Rank and tough cultures focus on “performance”, which is an assessment of how well one does as an individual. If you work hard to serve a bad boss, or on an ill-conceived project, you made no mistake. You were following orders. You had no impact, but it wasn’t your fault, and you “performed” well. Market cultures ignore the “performance” moralism and go straight to impact. What did you do, and how did it serve the organization? Low-impact doesn’t mean you’ll be fired, but you are expected to understand why it happened and to take responsibility for moving to higher impact pursuits.
People who serially have low impact, if the company can’t mentor them until they are self-executive, will need to be fired because, if they’re not, they’ll become the next generation’s subordinates and generate a rank culture. Firing them is the hard part, because most of the people who conceive market cultures are well-intended Technocrats (or, in the MacLeod triarchy, “good Sociopaths”) who want to liberate peoples’ creative energies. They don’t like giving up on people. But any market culture is going to have to deal with people who are not self-executive enough to thrive, and if it doesn’t have the runway to mentor them, it has to let them go.
A true market culture is “bossless”. You don’t work for a manager, but for the company. You might find mentors who will guide you toward more important, high-impact pursuits, but that’s your job. In technology, this is the open allocation methodology.
Why Market Culture is best
Market culture seems, of the three, the most explicitly Sociopathic (in the MacLeod sense). Rank cultures are about who you are, and how well you play the role that befits your rank. Tough cultures are about how much you sacrifice, and democratic in that sense. Market cultures are about what you do. Your rank and social status and “personality” don’t matter. Is that dehumanizing? In my opinion, no. It might look that way, but I see it from a different angle. In a rank culture, you’re expected to submit (or subordinate) yourself. In a tough culture, your contribution is sacrifice. In a market culture, you submit work. Of these three, I prefer the last. I would rather submit work to an “impersonal” market than a rank-seeking extortionist trying to rise in a dysfunctional rank culture.

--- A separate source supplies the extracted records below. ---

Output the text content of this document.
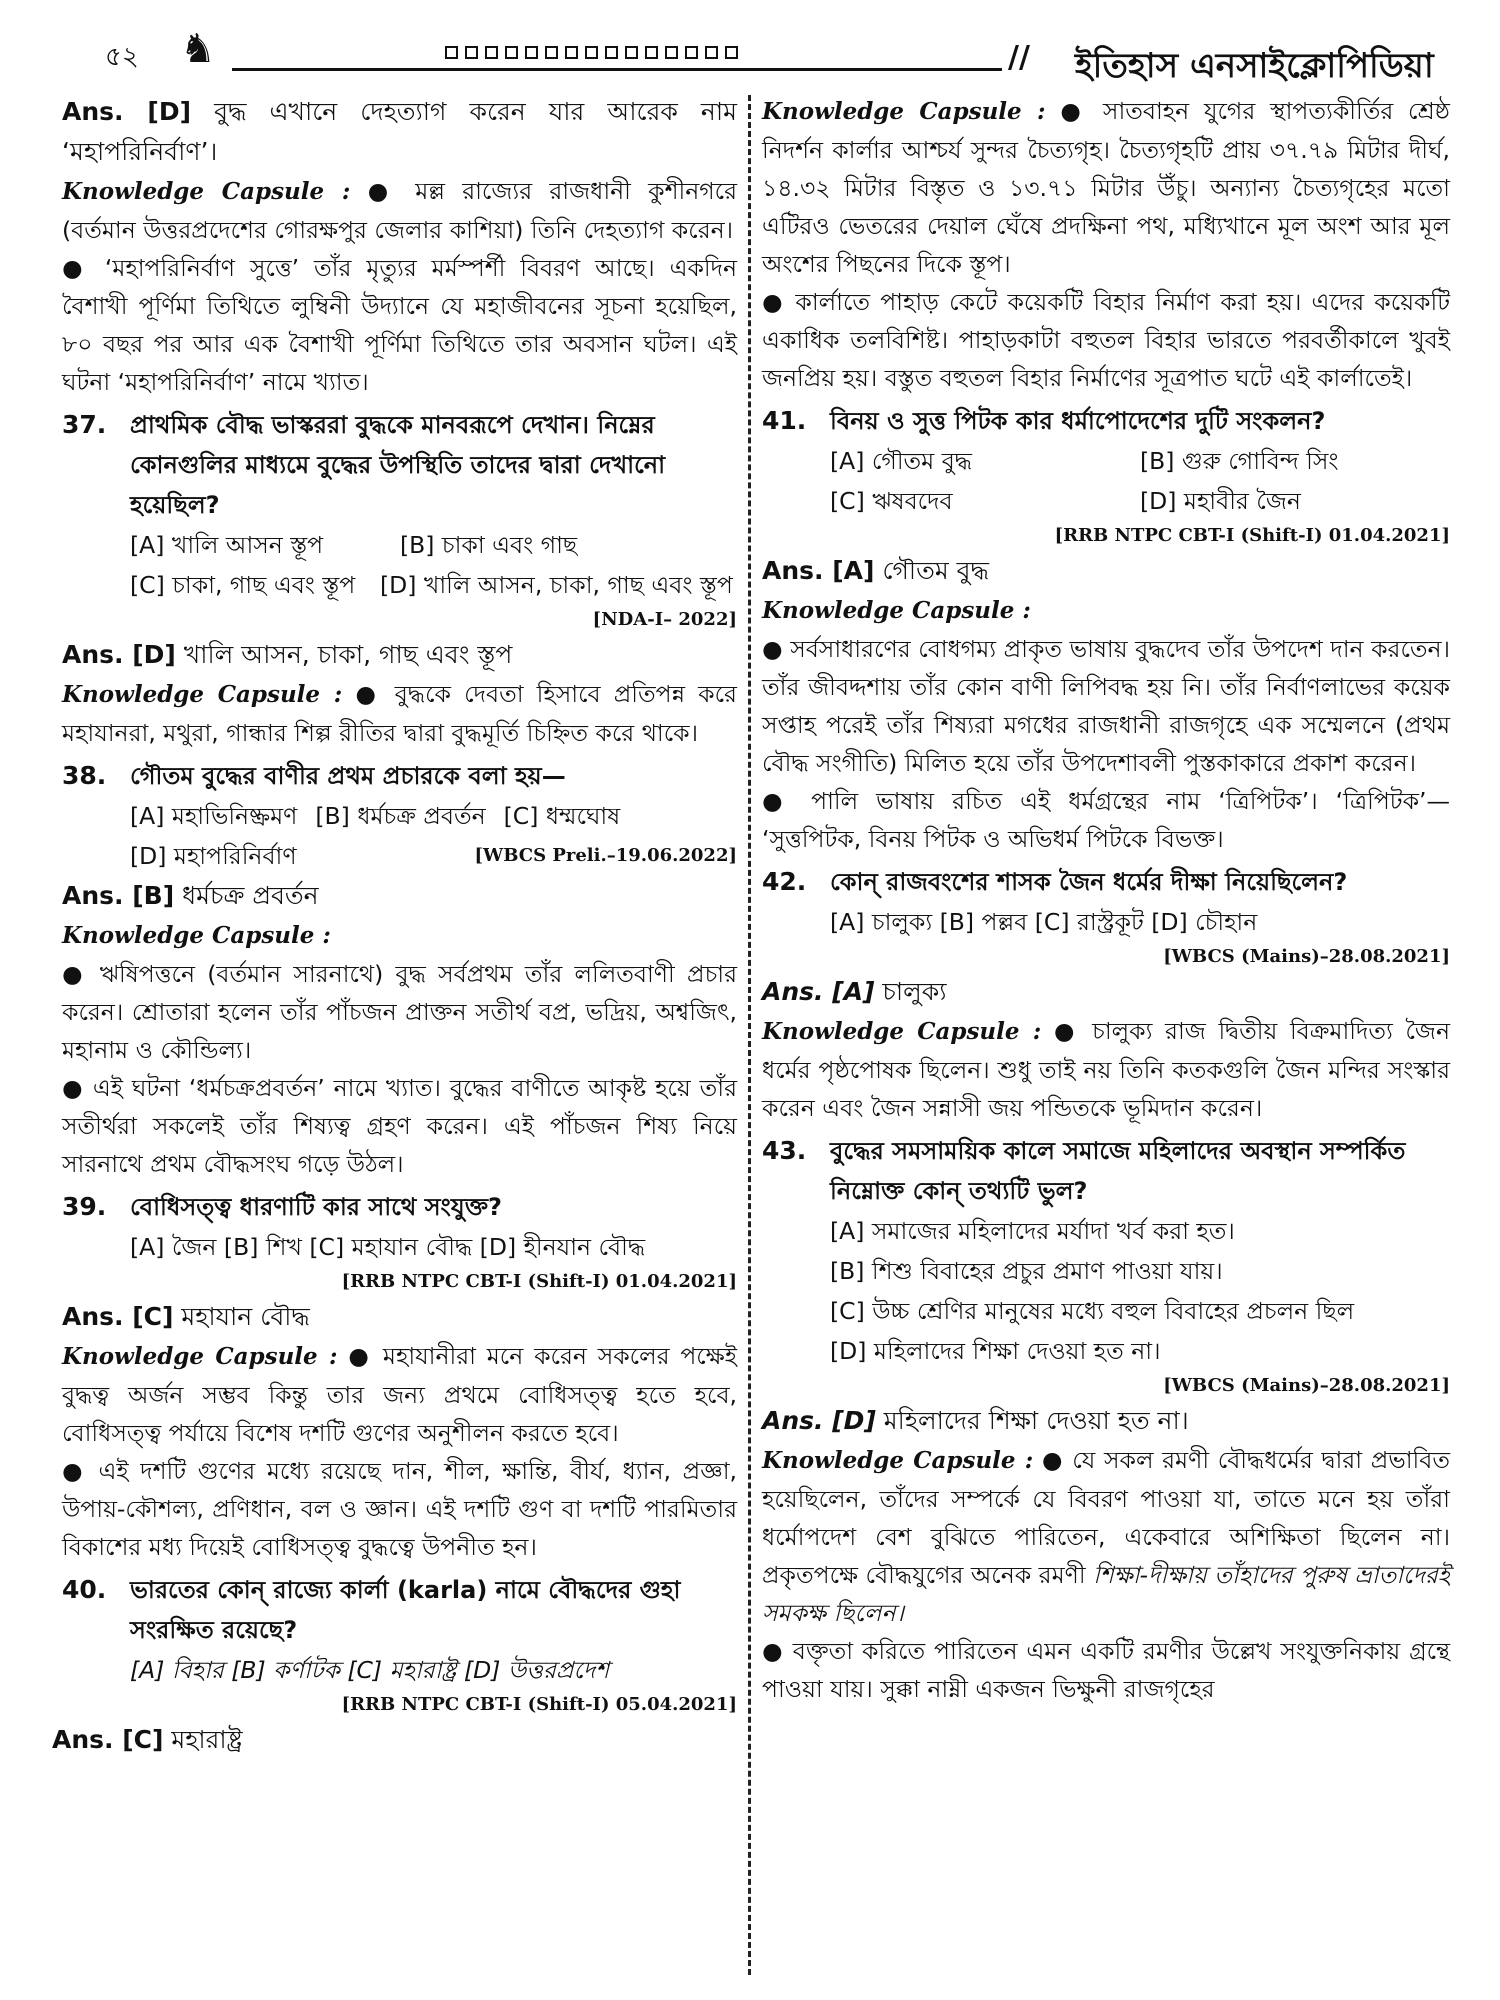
৫২ ♞	// ইতিহাস এনসাইক্লোপিডিয়া

Ans. [D] বুদ্ধ এখানে দেহত্যাগ করেন যার আরেক নাম ‘মহাপরিনির্বাণ’।

Knowledge Capsule : ●	মল্ল রাজ্যের রাজধানী কুশীনগরে (বর্তমান উত্তরপ্রদেশের গোরক্ষপুর জেলার কাশিয়া) তিনি দেহত্যাগ করেন।

● ‘মহাপরিনির্বাণ সুত্তে’ তাঁর মৃত্যুর মর্মস্পর্শী বিবরণ আছে। একদিন বৈশাখী পূর্ণিমা তিথিতে লুম্বিনী উদ্যানে যে মহাজীবনের সূচনা হয়েছিল, ৮০ বছর পর আর এক বৈশাখী পূর্ণিমা তিথিতে তার অবসান ঘটল। এই ঘটনা ‘মহাপরিনির্বাণ’ নামে খ্যাত।

37. প্রাথমিক বৌদ্ধ ভাস্কররা বুদ্ধকে মানবরূপে দেখান। নিম্নের কোনগুলির মাধ্যমে বুদ্ধের উপস্থিতি তাদের দ্বারা দেখানো হয়েছিল?
[A] খালি আসন স্তূপ	[B] চাকা এবং গাছ
[C] চাকা, গাছ এবং স্তূপ	[D] খালি আসন, চাকা, গাছ এবং স্তূপ
[NDA-I– 2022]

Ans. [D] খালি আসন, চাকা, গাছ এবং স্তূপ

Knowledge Capsule : ● বুদ্ধকে দেবতা হিসাবে প্রতিপন্ন করে মহাযানরা, মথুরা, গান্ধার শিল্প রীতির দ্বারা বুদ্ধমূর্তি চিহ্নিত করে থাকে।

38. গৌতম বুদ্ধের বাণীর প্রথম প্রচারকে বলা হয়—
[A] মহাভিনিষ্ক্রমণ [B] ধর্মচক্র প্রবর্তন [C] ধম্মঘোষ
[D] মহাপরিনির্বাণ	[WBCS Preli.–19.06.2022]

Ans. [B] ধর্মচক্র প্রবর্তন

Knowledge Capsule :

● ঋষিপত্তনে (বর্তমান সারনাথে) বুদ্ধ সর্বপ্রথম তাঁর ললিতবাণী প্রচার করেন। শ্রোতারা হলেন তাঁর পাঁচজন প্রাক্তন সতীর্থ বপ্র, ভদ্রিয়, অশ্বজিৎ, মহানাম ও কৌন্ডিল্য।

● এই ঘটনা ‘ধর্মচক্রপ্রবর্তন’ নামে খ্যাত। বুদ্ধের বাণীতে আকৃষ্ট হয়ে তাঁর সতীর্থরা সকলেই তাঁর শিষ্যত্ব গ্রহণ করেন। এই পাঁচজন শিষ্য নিয়ে সারনাথে প্রথম বৌদ্ধসংঘ গড়ে উঠল।

39. বোধিসত্ত্ব ধারণাটি কার সাথে সংযুক্ত?
[A] জৈন [B] শিখ [C] মহাযান বৌদ্ধ [D] হীনযান বৌদ্ধ
[RRB NTPC CBT-I (Shift-I) 01.04.2021]

Ans. [C] মহাযান বৌদ্ধ

Knowledge Capsule : ● মহাযানীরা মনে করেন সকলের পক্ষেই বুদ্ধত্ব অর্জন সম্ভব কিন্তু তার জন্য প্রথমে বোধিসত্ত্ব হতে হবে, বোধিসত্ত্ব পর্যায়ে বিশেষ দশটি গুণের অনুশীলন করতে হবে।

● এই দশটি গুণের মধ্যে রয়েছে দান, শীল, ক্ষান্তি, বীর্য, ধ্যান, প্রজ্ঞা, উপায়-কৌশল্য, প্রণিধান, বল ও জ্ঞান। এই দশটি গুণ বা দশটি পারমিতার বিকাশের মধ্য দিয়েই বোধিসত্ত্ব বুদ্ধত্বে উপনীত হন।

40. ভারতের কোন্ রাজ্যে কার্লা (karla) নামে বৌদ্ধদের গুহা সংরক্ষিত রয়েছে?
[A] বিহার [B] কর্ণাটক [C] মহারাষ্ট্র [D] উত্তরপ্রদেশ
[RRB NTPC CBT-I (Shift-I) 05.04.2021]

Ans. [C] মহারাষ্ট্র

Knowledge Capsule : ● সাতবাহন যুগের স্থাপত্যকীর্তির শ্রেষ্ঠ নিদর্শন কার্লার আশ্চর্য সুন্দর চৈত্যগৃহ। চৈত্যগৃহটি প্রায় ৩৭.৭৯ মিটার দীর্ঘ, ১৪.৩২ মিটার বিস্তৃত ও ১৩.৭১ মিটার উঁচু। অন্যান্য চৈত্যগৃহের মতো এটিরও ভেতরের দেয়াল ঘেঁষে প্রদক্ষিনা পথ, মধ্যিখানে মূল অংশ আর মূল অংশের পিছনের দিকে স্তূপ।

● কার্লাতে পাহাড় কেটে কয়েকটি বিহার নির্মাণ করা হয়। এদের কয়েকটি একাধিক তলবিশিষ্ট। পাহাড়কাটা বহুতল বিহার ভারতে পরবর্তীকালে খুবই জনপ্রিয় হয়। বস্তুত বহুতল বিহার নির্মাণের সূত্রপাত ঘটে এই কার্লাতেই।

41. বিনয় ও সুত্ত পিটক কার ধর্মাপোদেশের দুটি সংকলন?
[A] গৌতম বুদ্ধ	[B] গুরু গোবিন্দ সিং
[C] ঋষবদেব	[D] মহাবীর জৈন
[RRB NTPC CBT-I (Shift-I) 01.04.2021]

Ans. [A] গৌতম বুদ্ধ

Knowledge Capsule :

● সর্বসাধারণের বোধগম্য প্রাকৃত ভাষায় বুদ্ধদেব তাঁর উপদেশ দান করতেন। তাঁর জীবদ্দশায় তাঁর কোন বাণী লিপিবদ্ধ হয় নি। তাঁর নির্বাণলাভের কয়েক সপ্তাহ পরেই তাঁর শিষ্যরা মগধের রাজধানী রাজগৃহে এক সম্মেলনে (প্রথম বৌদ্ধ সংগীতি) মিলিত হয়ে তাঁর উপদেশাবলী পুস্তকাকারে প্রকাশ করেন।

● পালি ভাষায় রচিত এই ধর্মগ্রন্থের নাম ‘ত্রিপিটক’। ‘ত্রিপিটক’— ‘সুত্তপিটক, বিনয় পিটক ও অভিধর্ম পিটকে বিভক্ত।

42. কোন্ রাজবংশের শাসক জৈন ধর্মের দীক্ষা নিয়েছিলেন?
[A] চালুক্য [B] পল্লব [C] রাস্ট্রকূট [D] চৌহান
[WBCS (Mains)–28.08.2021]

Ans. [A] চালুক্য

Knowledge Capsule : ● চালুক্য রাজ দ্বিতীয় বিক্রমাদিত্য জৈন ধর্মের পৃষ্ঠপোষক ছিলেন। শুধু তাই নয় তিনি কতকগুলি জৈন মন্দির সংস্কার করেন এবং জৈন সন্নাসী জয় পন্ডিতকে ভূমিদান করেন।

43. বুদ্ধের সমসাময়িক কালে সমাজে মহিলাদের অবস্থান সম্পর্কিত নিম্নোক্ত কোন্ তথ্যটি ভুল?
[A] সমাজের মহিলাদের মর্যাদা খর্ব করা হত।
[B] শিশু বিবাহের প্রচুর প্রমাণ পাওয়া যায়।
[C] উচ্চ শ্রেণির মানুষের মধ্যে বহুল বিবাহের প্রচলন ছিল
[D] মহিলাদের শিক্ষা দেওয়া হত না।
[WBCS (Mains)–28.08.2021]

Ans. [D] মহিলাদের শিক্ষা দেওয়া হত না।

Knowledge Capsule : ● যে সকল রমণী বৌদ্ধধর্মের দ্বারা প্রভাবিত হয়েছিলেন, তাঁদের সম্পর্কে যে বিবরণ পাওয়া যা, তাতে মনে হয় তাঁরা ধর্মোপদেশ বেশ বুঝিতে পারিতেন, একেবারে অশিক্ষিতা ছিলেন না। প্রকৃতপক্ষে বৌদ্ধযুগের অনেক রমণী শিক্ষা-দীক্ষায় তাঁহাদের পুরুষ ভ্রাতাদেরই সমকক্ষ ছিলেন।

● বক্তৃতা করিতে পারিতেন এমন একটি রমণীর উল্লেখ সংযুক্তনিকায় গ্রন্থে পাওয়া যায়। সুক্কা নাম্নী একজন ভিক্ষুনী রাজগৃহের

What I haven’t yet addressed is the cleavage I’ve drawn within the MacLeod Sociopath category between Technocrats and Psychopaths. The most important thing for an organization is the differential fitness of these two categories. Technocrat executives are, on average, beneficial. Psychopaths are unethical and usually undesirable.
Pure rank cultures do not seem to confer an advantage to either category. Tough cultures, on the other hand, benefit Psychopaths who find an outlet for their socially competitive energies. Ultimately, as the tough culture devolves into an emergent rank culture, Psychopaths thrive amid the ambiguity and political turmoil. Tough cultures unintentionally attract Psychopaths.
What about market cultures? I think that Psychopaths actually have a short term advantage in them, and that might seem damning of the market culture. This is probably why rank cultures are superficially more attractive to the Clueless middle-managers, with their dislike of “job hopping” and overt ambition. On the other hand, and much more importantly, market cultures confer the long-term advantage on Technocrats. They’re “eventually consistent”. To thrive in one for the long game, one must develop a skill base and deliver real value. That’s a Technocrat’s game.